I only had a couple complaints worth mentioning. The first were the boss fights. They were by no means bad and I did have fun with them. It felt good when I defeated one and even cheered when I was victorious over the tougher ones. But they just didn’t stand out against the rest of the game. When everything else is so new and exciting and even revolutionary, it sticks out like a sore thumb when the bosses are pretty much what you might expect from any modern Mario game. This is made worse by the fact that several of the bosses are just carbon-copy rehashes of battles you’ve already fought. Some of the late moons you can get are yet more of the same bosses you’ve faced previously, though at least in those instances, they have an additional gimmick or difficulty spike. All in all the bosses are… fine.

The second problem I had was with how you acquired a couple of the moons.
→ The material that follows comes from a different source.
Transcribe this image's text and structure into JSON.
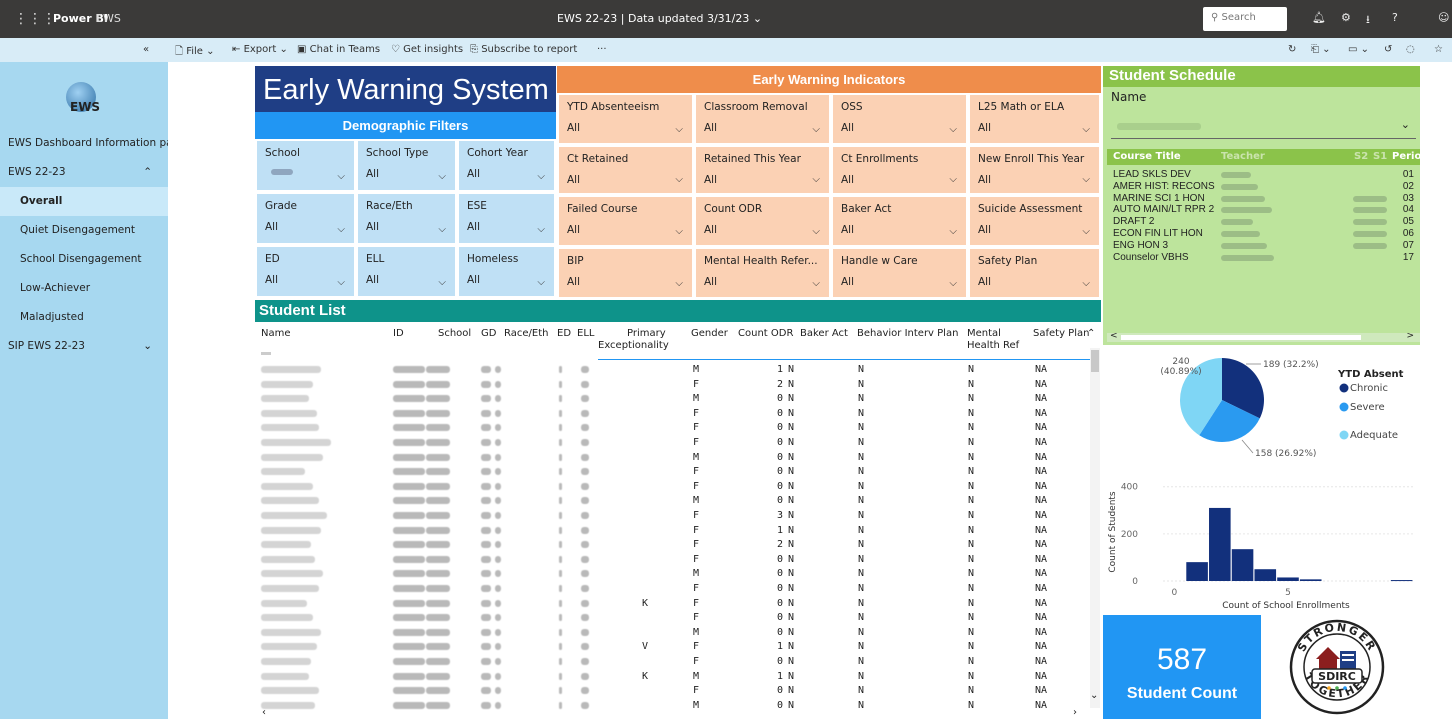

Occasionally in a game, there is a challenge where you do X thing Y number of times in a row to get your reward. If you fail, start again. I can think of a couple instances from Final Fantasy games. Mario odyssey has a couple of these and boy were they infuriating. I suppose the risk of coronavirus was the only thing that kept me inside, trying over and over to get them. For one you had to hit a volleyball 100 times and another skip rope 100 times. These are such bummers for anyone who really wants to complete the game. They are tedious and obnoxious and a waste of a player’s time.

Even though I spent an inordinate amount of time talking about them, those two things were so very minor compared to the absolutely wonderful time I’ve had with Super Mario Odyssey. I’m at 685 out of 999 moons and, if I’m stuck isolating at home, I’m considering 100%ing this sucker – as long as the siren song of other games doesn’t call out to me first. My time with Mario Odyssey may be winding down, but I can say with certainty that this is a game that’s left its mark on me, and indeed the entire gaming world. In both instances, for the better.

So everyone, keep safe, keep yourself at home, and keep gaming.